Семён Васильевич догнал его и, приноравливаясь, к его спешному шагу, приглушённо сказал — тоже с укором, но с укором особого толка, отважиться на который он, пожалуй, и вправду мог лишь в такую вот ночь, среди пустынного урочища:

   — А боишься, что посмеет... так делай, делай же что-то! Дабы не дать ему посметь!

   — В израдцах и ротниках[178] николи же не ходил! — теперь уже сам, возмущённый, остановился Иван Петрович. — Я святой крест на верность ему целовал!

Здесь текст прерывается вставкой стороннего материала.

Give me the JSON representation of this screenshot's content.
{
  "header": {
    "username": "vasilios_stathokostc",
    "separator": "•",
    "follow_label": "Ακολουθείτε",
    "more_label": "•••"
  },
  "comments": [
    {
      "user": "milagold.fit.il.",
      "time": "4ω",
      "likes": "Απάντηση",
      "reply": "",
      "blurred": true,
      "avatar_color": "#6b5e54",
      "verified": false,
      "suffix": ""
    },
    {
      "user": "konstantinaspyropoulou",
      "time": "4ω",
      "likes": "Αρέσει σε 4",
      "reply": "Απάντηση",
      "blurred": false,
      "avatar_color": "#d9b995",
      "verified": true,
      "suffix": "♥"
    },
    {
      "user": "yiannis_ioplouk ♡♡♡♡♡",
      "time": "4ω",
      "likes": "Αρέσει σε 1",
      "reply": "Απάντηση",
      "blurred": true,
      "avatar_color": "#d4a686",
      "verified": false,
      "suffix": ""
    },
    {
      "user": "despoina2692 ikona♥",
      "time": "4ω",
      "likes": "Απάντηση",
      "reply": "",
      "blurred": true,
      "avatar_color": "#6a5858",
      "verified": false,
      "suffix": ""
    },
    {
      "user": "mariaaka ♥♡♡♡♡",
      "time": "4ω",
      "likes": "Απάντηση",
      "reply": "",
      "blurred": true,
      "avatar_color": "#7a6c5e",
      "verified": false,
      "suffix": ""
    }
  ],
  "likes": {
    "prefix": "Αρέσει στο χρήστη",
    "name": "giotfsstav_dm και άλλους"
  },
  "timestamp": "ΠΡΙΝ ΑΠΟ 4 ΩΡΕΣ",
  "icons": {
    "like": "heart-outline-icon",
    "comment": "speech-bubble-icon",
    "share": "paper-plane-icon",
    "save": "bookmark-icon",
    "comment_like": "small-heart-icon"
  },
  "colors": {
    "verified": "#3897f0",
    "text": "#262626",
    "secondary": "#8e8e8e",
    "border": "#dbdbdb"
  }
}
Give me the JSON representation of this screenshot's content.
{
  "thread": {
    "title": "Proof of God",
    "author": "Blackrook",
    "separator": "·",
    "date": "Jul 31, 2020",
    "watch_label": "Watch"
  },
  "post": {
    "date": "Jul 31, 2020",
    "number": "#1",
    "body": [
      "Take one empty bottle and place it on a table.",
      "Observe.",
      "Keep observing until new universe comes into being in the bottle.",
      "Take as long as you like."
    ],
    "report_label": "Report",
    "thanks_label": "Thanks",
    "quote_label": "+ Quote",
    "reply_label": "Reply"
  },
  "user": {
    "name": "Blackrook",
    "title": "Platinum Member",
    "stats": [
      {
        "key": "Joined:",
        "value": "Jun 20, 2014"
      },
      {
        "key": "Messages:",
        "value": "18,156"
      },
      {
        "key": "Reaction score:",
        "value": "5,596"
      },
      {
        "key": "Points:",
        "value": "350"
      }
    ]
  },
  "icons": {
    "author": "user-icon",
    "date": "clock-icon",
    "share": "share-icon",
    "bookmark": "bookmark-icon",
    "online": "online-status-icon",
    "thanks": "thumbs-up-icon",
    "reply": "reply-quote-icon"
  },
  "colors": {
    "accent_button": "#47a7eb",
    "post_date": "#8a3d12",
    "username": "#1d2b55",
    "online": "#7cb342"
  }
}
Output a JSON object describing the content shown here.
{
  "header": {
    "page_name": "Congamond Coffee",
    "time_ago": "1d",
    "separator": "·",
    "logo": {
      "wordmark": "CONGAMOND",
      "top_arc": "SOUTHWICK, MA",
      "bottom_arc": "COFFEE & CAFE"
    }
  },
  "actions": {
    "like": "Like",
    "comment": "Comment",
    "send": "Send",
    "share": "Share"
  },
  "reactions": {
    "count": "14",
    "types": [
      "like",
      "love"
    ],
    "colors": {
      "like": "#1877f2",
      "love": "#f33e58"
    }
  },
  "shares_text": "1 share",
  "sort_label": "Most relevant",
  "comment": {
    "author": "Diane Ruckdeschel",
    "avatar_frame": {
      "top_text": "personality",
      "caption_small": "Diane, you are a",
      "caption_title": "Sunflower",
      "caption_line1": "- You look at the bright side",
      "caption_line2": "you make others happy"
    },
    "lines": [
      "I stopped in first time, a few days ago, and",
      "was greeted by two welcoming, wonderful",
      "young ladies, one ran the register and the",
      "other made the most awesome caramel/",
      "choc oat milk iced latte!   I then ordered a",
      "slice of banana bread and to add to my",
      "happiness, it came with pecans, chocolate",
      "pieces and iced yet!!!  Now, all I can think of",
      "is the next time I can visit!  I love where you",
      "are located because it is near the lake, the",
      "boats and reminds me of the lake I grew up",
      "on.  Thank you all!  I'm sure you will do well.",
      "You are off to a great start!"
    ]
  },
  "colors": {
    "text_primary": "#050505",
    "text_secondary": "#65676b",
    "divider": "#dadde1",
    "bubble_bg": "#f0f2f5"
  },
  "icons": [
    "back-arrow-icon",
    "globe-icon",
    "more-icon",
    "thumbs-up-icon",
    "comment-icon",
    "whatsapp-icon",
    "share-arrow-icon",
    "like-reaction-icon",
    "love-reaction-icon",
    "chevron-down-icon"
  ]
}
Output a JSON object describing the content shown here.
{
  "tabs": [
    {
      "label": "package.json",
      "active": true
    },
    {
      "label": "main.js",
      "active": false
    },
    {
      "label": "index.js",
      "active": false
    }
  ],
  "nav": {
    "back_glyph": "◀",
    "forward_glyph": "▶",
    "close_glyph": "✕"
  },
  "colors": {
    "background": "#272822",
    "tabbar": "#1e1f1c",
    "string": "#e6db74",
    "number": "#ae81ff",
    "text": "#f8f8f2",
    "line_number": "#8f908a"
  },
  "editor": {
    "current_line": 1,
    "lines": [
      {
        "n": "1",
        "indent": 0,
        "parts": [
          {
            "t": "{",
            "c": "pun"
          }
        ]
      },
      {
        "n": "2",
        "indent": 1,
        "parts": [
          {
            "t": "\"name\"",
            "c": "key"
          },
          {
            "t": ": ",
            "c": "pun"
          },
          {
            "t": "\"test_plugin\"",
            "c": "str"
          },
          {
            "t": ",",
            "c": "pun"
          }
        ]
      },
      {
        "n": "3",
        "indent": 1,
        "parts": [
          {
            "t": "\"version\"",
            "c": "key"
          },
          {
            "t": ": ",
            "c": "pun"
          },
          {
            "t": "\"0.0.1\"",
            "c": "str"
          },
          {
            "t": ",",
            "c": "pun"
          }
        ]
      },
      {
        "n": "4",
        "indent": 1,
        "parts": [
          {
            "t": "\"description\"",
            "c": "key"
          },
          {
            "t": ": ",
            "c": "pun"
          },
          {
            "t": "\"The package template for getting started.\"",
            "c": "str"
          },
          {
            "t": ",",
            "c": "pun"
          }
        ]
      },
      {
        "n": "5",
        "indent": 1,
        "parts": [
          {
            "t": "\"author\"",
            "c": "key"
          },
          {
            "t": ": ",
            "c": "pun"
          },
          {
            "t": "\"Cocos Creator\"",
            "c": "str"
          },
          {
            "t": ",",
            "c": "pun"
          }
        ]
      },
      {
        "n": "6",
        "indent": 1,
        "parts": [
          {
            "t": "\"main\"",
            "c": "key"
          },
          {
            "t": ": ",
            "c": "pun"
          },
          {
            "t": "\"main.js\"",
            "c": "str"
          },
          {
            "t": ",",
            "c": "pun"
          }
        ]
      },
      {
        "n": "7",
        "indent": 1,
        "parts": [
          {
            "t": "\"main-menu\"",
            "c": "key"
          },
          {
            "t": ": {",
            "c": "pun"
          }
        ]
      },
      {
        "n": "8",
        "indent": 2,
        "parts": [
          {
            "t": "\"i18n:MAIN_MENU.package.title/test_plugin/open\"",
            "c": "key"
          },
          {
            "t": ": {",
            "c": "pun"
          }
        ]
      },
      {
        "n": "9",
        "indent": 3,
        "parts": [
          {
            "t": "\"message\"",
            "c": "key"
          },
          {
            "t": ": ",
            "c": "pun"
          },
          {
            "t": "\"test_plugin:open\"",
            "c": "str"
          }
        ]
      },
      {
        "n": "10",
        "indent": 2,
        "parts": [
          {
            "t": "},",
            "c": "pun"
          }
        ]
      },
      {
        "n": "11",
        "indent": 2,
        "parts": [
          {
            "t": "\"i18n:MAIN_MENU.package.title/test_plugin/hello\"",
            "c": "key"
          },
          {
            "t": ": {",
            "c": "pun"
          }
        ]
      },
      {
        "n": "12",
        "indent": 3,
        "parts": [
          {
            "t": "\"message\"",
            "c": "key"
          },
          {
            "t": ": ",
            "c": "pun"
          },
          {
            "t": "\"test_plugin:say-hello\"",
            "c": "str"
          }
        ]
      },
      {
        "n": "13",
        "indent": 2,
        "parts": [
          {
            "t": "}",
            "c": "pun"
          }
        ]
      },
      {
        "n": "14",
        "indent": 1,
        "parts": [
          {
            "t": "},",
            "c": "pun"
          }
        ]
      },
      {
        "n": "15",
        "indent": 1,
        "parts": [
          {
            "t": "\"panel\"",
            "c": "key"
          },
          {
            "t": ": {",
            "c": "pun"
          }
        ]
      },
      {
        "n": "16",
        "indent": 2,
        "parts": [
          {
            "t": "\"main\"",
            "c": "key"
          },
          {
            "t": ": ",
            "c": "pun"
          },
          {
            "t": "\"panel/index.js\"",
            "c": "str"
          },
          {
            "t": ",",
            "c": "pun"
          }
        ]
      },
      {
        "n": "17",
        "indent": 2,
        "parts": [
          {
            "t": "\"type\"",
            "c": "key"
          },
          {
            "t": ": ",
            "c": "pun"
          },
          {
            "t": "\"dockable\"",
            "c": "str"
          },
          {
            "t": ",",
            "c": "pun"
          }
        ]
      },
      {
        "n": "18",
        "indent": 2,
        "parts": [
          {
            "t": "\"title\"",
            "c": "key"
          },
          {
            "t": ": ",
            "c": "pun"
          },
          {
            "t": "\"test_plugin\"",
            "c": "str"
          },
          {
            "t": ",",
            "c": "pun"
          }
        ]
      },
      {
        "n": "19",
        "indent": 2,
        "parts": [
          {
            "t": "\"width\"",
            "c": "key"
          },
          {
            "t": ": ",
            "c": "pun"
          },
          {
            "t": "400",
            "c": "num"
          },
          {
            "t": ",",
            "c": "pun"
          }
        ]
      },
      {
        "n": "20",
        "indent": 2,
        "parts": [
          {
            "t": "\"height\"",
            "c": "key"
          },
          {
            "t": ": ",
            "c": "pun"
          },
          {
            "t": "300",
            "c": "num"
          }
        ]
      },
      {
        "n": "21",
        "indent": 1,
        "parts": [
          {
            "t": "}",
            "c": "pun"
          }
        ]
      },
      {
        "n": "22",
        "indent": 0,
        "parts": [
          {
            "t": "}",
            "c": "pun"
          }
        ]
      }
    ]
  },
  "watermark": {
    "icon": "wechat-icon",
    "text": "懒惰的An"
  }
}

   — Пошто же тогда смута в тебе? Пошто ураняешься?[179] Ступай и служи ему, как служил, пресмыкайся, раболепствуй да на меня донеси, что подбивал тебя на супротивное... Дабы пуще выслужиться! Он такое любит и жаждет, ох как жаждет, чтоб брат на брата, отец на сына, а сын на отца несли ему! Вот чего надобно страшиться, бо уж всё клонится к тому! Заронил он в души иудино семя... Как заронил — ума не приложу, а токмо чую: идут от того семени ростки. Растлит он Русь, всю как есть растлит — до самого корня.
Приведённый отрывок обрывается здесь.